Writing subtitles helped create a style purged of superfluous prose

He’s written two more since then, has sold worldwide, and in 2010, The Twin won the International IMPAC Dublin Literary Award. The Twin has been made into a movie, and his latest book The Detour has been signed up for one.
Talking on the phone from Amsterdam, Bakker is quietly spoken, modest, and clearly sensitive. He answers each question with apparent interest and courtesy. But this is no surprise. That sensitivity to humanity is evident in his writing. All this success, yet Bakker still feels surprised to have made it as a writer.
“The movie of The Twin was shown a month ago at the Berlin Film Festival. They’ve done a wonderful job. I’ve seen it twice,” he says. “I cycled home with the film version of the book last week. And I thought of all that has happened in just eight years. I’m amazed. And a bit bewildered.”
The Detour is about Emilie, a Dutch woman who is renting a remote farmhouse in Wales. She seems aimless, and is happiest by herself. She spends time at a stone circle, but she gets bitten by a badger, so has to engage with the locals. They think her an oddity.
It’s soon clear that she’s left her husband, having admitted an affair, but she remains an enigma. Meanwhile, in Amsterdam, her husband hires a private detective, and is soon to pay his estranged wife a visit.
But Emilie has drifted into a passionate friendship with a young man, who, first stays one night, but ends up lingering, and providing practical help, comfort and companionship.

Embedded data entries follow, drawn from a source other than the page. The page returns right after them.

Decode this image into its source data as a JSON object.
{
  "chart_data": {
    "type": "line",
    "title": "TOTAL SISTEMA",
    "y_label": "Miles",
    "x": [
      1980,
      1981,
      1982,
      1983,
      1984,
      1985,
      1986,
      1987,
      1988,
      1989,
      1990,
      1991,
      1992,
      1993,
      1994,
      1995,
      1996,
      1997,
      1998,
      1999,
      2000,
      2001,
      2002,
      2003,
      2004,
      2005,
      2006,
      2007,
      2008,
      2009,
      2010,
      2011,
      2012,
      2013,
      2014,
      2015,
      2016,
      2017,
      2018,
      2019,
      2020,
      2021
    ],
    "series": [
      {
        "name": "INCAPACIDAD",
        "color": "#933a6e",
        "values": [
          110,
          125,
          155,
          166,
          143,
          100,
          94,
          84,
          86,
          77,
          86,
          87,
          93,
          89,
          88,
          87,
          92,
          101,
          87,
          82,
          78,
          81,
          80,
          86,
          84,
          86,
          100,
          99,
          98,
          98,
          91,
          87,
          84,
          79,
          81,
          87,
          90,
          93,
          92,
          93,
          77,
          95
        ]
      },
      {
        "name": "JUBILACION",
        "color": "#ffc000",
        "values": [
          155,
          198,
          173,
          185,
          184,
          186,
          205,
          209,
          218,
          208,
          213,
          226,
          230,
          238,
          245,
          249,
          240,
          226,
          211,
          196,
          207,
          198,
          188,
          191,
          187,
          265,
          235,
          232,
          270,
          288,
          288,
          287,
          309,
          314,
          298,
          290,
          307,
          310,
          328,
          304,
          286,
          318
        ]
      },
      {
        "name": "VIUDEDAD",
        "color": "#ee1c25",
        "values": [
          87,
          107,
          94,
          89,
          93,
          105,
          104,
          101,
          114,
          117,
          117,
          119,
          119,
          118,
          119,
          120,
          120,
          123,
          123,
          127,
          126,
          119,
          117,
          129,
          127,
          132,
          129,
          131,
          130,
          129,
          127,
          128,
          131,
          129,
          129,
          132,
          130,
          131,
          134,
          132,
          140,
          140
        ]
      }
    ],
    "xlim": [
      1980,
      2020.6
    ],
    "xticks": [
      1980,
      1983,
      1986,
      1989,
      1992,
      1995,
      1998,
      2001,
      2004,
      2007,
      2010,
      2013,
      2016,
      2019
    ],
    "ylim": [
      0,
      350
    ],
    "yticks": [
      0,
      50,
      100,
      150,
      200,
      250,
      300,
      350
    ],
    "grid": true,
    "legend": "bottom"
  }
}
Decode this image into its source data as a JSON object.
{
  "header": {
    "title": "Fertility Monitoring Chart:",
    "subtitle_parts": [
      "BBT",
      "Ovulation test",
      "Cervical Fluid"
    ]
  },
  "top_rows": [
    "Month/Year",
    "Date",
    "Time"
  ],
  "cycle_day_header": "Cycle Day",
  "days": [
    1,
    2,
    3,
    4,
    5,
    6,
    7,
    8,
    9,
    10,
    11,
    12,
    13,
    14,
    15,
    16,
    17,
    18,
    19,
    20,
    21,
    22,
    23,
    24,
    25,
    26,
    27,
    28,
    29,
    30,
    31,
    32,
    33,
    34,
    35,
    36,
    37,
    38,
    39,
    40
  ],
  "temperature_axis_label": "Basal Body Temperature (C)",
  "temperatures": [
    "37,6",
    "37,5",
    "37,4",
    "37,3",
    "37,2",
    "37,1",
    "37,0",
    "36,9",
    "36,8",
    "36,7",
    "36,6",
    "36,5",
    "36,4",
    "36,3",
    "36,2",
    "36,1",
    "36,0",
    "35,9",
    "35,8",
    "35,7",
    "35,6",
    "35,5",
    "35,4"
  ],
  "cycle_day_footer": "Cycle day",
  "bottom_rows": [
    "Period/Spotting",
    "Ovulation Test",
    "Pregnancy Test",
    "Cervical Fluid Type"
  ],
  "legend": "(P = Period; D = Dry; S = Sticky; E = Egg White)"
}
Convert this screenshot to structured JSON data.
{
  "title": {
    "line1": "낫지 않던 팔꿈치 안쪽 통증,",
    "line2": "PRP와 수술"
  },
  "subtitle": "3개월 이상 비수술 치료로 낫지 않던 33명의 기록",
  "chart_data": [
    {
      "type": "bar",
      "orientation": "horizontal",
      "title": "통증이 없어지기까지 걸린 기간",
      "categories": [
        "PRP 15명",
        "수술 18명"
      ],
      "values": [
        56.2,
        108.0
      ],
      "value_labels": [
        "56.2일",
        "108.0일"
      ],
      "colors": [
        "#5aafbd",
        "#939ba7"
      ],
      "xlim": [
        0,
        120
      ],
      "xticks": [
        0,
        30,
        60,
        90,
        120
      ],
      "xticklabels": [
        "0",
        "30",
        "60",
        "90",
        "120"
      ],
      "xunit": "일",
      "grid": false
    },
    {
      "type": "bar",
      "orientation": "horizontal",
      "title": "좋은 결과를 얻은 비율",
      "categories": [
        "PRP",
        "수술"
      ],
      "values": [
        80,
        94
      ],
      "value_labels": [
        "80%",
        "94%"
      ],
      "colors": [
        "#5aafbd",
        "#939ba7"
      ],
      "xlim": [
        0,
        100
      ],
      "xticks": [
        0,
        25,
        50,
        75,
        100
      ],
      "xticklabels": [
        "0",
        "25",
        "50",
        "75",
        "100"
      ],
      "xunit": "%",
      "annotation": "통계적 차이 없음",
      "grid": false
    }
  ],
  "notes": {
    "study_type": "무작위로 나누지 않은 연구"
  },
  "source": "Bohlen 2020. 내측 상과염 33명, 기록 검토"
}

And gradually, Emilie’s secret is revealed. It’s written in stunning, yet bare prose, and is a mesmerisingly beautiful read.
Between 1995 and 2002, Bakker wrote subtitles for TV series. This taught him to condense text.
“I only had seven seconds and two lines of text so I had to leave out quite a bit, and I think that hones my writing. It gave me my style which is cleansed of metaphor and superfluous prose.
“The Detour, like The Twin, took me six months of concentrated writing,” he says. “I write for three hours in the morning, and work as a gardener in the afternoon. And I do all my editing at the same time. When the book is written it is written. So when I finish a manuscript there is little work left to do on it.”
Bakker writes a book in the same way that a reader reads it.
“I read back almost everything I’ve written up to that point, before I start writing. And the further you get into the book, the more you realise why you have written something on page three, which at the time you did not understand. I don’t think of it as inspiration. I always say it’s concentration.
“I always write straight onto the computer. The idea of writing with a pen and paper tires me out. God, the very thought of it! And I hate research. The thought of that makes me tired too.” Did he have to do much for The Detour? “No. I know North Wales well.
“When I am gardening, the book is in the back of my mind. It develops there. And the next morning it moves from the back of my mind to the front. Then I can write it down.”
“I’ve worked as a translator from English to Dutch, mostly on children’s books, but I could never translate my own books from Dutch,” he explains. “I’m pleased with David Comer’s work. The translation to English wasn’t easy for him.
“I played a lot with words and language, and, you could say that the whole book is written around one Emily Dickinson poem. Usually you let the translator do their job, and at the end you get questions. This book caused problems, so I worked on it with him a bit. We were emailing each other a lot.”
Writing, I suspect, makes him happy.
“It’s like you know me.” He pauses. “When I’m in those months of concentration, I’m the most happy person in the world. You are disconnected to everything, and at the same time extremely connected. It’s wonderful.”
The Detour came out in hardback, in England, last year. But it was published in Holland, in 2010. Bakker finished the manuscript in June that year. And he hasn’t written since.
“I’ve not written a word, but I’m fine. Maybe not very happy. No. I’m fine. I am happy.”
He’s recently bought himself a house in Germany, and he’s building himself a writing cabin.
“For the past three years, trying to write at home in Amsterdam, I haven’t been feeling like writing a novel, and you really should feel like writing one. Now I feel like feeling to write one.”
Winning all that money (€75,000, with another €25,000 going to his translator) from the IMPAC, must, surely have changed his life?
“I like having money in the bank, and I used part of it to buy the house,” he says. “But the best bit of winning the IMPAC was the four days I spent in Dublin.
“There was an interview, and a reading, and people came from everywhere in Ireland. And, really, they wanted to talk to me afterwards. That made me very happy. It was so nice. And I was thrilled to meet Colm Tóibín at the presentation. I loved The Master. I admire him so much. It was, Oh my God! Colm Tóibín. whoa!”
Was the IMPAC his greatest validation?
“What mattered to me most, more than anything else, is that The Twin came out in Denmark,” he says. “My publisher found my excitement at that very strange. She was ecstatic that it was to be translated into English, German and French, but I’ve always had a special relationship with Denmark. I like to go there, and a part of The Twin ends in Denmark.”